The right suspected Chris Christie’s conservative credentials before he even stepped onto the convention stage to deliver his perplexing keynote speech.  While the speech was boldly conservative in its condemnation of liberalism (without mentioning President Obama), and in its repeated theme of “leadership,” (without mentioning Romney for five pages), the GOP was out for political blood and Christie ultimately refused to draw any against the President.

    Then came Christie’s pre-first debate prediction that Romney was going to destroy the President in the debate.  At the same time, however, the Romney campaign was working feverishly to lower expectations for Romney.  Had Romney failed in that first debate, Christie’s comments would have made the failure that much more accentuated.  It was a masterful political move for Christie: either he would have helped his chances for 2016 by helping to take down Romney, or, as happened, Romney would perform well and Christie would look like a master political prognosticator.  

    When hurricane Sandy hit, she blew away any doubt that Christie is working hard to set himself up for 2016.  Christie immediately praised President Obama’s response to the hurricane, even before the recovery effort was fully underway.  And when the President offered to tour the devastation in New Jersey with Christie, Christie quickly agreed.  Christie could have easily had the same reaction as Bloomberg and declined the President’s invitation to tour due to all the “work” ahead.  Instead, he turned the situation into a beneficial political development for himself.  Both he and the President now get the coveted “bipartisan” street cred just days before the election and during a time when the nation is focused on the events and aftermath of the hurricane as well as the government’s response.

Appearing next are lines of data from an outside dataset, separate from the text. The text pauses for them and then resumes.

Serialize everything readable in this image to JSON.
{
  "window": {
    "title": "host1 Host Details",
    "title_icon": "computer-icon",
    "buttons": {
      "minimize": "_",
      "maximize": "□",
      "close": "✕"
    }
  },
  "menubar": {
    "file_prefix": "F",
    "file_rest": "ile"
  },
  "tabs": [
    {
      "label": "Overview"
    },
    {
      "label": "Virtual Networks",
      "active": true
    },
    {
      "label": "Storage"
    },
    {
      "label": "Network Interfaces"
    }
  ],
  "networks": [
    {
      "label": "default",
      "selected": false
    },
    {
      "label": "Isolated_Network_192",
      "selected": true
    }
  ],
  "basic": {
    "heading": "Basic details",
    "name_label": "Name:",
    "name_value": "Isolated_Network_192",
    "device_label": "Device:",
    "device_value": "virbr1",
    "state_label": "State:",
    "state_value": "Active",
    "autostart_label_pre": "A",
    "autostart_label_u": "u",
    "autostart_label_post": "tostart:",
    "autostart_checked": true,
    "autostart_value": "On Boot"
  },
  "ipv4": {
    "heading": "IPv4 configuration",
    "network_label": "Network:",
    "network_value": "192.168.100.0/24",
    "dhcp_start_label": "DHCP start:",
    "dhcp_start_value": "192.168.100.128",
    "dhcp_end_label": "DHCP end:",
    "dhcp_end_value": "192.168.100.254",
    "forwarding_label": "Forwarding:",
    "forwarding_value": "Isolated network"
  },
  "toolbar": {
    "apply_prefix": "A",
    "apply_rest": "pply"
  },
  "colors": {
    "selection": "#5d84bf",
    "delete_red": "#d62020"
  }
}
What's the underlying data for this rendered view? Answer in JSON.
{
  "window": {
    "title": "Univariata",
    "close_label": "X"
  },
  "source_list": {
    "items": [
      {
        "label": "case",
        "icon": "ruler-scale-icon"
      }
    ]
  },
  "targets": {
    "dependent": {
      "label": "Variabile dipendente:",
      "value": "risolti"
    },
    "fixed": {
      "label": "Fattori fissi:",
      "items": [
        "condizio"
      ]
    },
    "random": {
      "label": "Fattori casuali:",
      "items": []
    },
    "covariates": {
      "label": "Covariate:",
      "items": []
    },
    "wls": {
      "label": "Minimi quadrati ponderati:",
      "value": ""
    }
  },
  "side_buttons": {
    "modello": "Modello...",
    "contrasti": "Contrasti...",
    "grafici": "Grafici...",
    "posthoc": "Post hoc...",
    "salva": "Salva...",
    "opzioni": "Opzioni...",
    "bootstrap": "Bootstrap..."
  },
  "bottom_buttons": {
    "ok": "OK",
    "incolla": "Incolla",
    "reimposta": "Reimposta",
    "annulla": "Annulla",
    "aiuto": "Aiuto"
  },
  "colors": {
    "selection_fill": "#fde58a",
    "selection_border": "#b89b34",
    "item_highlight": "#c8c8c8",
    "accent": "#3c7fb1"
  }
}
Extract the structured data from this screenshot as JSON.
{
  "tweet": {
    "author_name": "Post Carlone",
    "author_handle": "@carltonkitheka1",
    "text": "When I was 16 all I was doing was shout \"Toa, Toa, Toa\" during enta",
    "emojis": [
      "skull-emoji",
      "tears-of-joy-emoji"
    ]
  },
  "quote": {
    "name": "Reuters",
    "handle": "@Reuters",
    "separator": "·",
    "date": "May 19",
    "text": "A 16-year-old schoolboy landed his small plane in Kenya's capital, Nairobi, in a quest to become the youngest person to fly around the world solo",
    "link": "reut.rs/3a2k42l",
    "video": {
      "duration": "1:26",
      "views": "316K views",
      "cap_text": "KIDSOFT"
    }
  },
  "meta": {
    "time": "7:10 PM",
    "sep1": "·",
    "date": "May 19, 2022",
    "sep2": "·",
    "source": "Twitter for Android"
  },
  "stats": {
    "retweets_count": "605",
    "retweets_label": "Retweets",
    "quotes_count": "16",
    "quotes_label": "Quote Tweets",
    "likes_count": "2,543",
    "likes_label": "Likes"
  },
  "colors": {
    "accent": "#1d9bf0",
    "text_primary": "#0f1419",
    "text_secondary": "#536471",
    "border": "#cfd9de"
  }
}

    This is all a very jaded view of our leaders, but then again, it would have been very difficult for Christie to have declined the President and accepted Romney without looking blatantly political so close to what will be a tough reelection campaign for Christie in a blue-leaning state.  And of course, Romney has not helped himself after he embarrassingly failed to even organize an effective fund-raising event for hurricane victims.  In a real sense, so far both the President and Christie deserve credit for their handling of the recovery efforts.  There is no reason why they can’t ask voters to reward them for their good leadership in a trying time.

    When Romney loses this election, it will be in no small part due to the unkindest cuts of all–the several cuts inflicted by the hand of Chris Christie this campaign season.  As for Democrats, we will assuredly have a tough opponent in 2016.